Явная поляризация периодов Ренессанса требует осмысления того, что их объединяет. Это общее принято называть гуманизмом, идеей высоты и достоинства человека. Ренессансная литература, начиная с ранних поэтов, поставивших благородство ума и сердца выше богатства и аристократической породы, и вплоть до Джордано Бруно полна прославлением достоинства человека. Но одновременно она (особенно у Петрарки, Леонардо, Макиавелли) развертывает такую жесткую критику человека, которая не превзойдена по своей остроте вплоть до новейшего времени. А. Ф. Лосев называет главным итогом своих долголетних размышлений о Ренессансе отказ от «монистической формулы», признание «неимоверного дуализма» ренессансной мысли прежде всего в оценке человека. «Не было другой эпохи, которая с подобной силой утверждала бы человеческую личность в ее грандиозности, в ее красоте и величии… Однако… самые крупные, самые великие деятели Ренессанса всегда чувствовали… ограниченность человеческого существа… Поразительно то, с какой силой, с какой откровенностью и какой беспощадностью возрожденческий всесильный человек сознавал свое бессилие»[163]. Книга Лосева об эстетике Возрождения кончается драматическим описанием этого «дуализма», который, согласно ее автору, был полон внутреннего напряжения и, надо думать, именно поэтому нес в себе заряд исторической энергии.

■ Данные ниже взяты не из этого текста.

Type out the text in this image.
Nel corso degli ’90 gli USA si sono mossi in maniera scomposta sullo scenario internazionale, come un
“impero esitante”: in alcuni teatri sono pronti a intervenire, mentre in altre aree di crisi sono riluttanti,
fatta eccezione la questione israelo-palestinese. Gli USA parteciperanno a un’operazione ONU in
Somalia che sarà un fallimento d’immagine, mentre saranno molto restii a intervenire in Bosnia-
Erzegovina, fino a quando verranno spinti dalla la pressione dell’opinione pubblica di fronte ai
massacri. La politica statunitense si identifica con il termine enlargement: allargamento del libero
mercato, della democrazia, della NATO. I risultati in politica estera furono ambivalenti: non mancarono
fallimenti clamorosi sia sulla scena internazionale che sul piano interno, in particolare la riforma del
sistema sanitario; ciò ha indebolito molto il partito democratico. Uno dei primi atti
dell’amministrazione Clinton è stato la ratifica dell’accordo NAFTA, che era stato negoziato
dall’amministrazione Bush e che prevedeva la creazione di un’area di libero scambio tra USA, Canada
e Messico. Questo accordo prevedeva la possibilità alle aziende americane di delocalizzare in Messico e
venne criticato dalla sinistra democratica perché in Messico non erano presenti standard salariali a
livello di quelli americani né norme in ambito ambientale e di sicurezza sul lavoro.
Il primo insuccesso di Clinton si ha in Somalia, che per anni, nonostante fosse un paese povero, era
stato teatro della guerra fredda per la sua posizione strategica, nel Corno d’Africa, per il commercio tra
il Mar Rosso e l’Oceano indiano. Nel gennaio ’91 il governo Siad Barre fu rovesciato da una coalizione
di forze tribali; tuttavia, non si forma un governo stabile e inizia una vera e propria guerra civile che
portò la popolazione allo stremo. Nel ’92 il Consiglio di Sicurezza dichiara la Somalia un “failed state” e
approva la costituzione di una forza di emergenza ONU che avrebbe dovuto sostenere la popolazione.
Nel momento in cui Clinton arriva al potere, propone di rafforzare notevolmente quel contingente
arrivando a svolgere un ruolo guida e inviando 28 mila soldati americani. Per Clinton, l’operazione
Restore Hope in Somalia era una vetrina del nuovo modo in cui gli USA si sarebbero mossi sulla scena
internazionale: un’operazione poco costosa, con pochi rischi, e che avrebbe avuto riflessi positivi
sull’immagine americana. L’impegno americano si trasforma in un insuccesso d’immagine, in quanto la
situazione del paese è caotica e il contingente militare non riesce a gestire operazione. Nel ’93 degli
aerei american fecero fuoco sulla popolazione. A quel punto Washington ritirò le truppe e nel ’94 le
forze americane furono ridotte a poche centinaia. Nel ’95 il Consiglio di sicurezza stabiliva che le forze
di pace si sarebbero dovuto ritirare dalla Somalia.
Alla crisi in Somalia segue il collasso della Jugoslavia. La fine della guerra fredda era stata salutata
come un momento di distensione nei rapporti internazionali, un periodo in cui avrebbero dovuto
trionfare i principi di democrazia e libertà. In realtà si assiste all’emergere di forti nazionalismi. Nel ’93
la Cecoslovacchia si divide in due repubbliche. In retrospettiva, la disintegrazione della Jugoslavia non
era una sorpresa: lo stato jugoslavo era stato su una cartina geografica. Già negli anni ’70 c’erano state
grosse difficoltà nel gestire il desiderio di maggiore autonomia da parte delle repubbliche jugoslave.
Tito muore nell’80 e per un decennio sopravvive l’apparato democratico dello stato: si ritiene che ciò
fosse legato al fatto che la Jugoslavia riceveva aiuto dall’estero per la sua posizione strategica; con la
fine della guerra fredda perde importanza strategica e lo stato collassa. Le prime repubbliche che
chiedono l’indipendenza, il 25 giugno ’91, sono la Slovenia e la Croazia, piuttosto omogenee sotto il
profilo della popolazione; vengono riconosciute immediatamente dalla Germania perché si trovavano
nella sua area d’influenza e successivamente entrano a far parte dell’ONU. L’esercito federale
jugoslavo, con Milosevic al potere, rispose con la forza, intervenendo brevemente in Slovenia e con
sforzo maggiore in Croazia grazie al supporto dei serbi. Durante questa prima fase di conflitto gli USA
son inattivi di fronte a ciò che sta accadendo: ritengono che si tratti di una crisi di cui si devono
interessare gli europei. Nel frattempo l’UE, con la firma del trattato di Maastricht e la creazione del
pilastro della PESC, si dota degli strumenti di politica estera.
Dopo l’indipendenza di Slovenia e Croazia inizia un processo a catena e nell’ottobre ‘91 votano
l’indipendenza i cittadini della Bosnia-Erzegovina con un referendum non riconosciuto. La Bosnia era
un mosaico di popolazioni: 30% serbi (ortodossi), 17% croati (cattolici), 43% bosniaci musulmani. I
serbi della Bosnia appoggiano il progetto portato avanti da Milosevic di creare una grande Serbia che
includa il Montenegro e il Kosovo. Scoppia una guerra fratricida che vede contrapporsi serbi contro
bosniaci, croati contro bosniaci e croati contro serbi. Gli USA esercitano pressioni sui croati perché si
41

Ренессансные гуманисты, как известно, погружены в древности и возрождают античную культуру; но от них же в XIV веке исходят горькие насмешки над «ребячливыми стариками», сгубившими жизнь за бумагами перед чадной свечой. Ренессанс, как принято считать, культивировал риторическое искусство; но среди его ведущих писателей были такие, которые сознательно избегали употреблять само слово филология, и такие, которые писали нарочито сырым языком, подозревая во лжи всякую отделку слова. Исследователи часто останавливаются на одной стороне той богатой эпохи просто потому, что трудно или невозможно охватить в единой концепции полярные противоположности. Чтобы включить их в себя, понимание Ренессанса должно быть одновременно и очень простым, – иначе его нельзя приложить к контрастным явлениям, – и очень богатым, иначе оно останется неинтересной абстракцией.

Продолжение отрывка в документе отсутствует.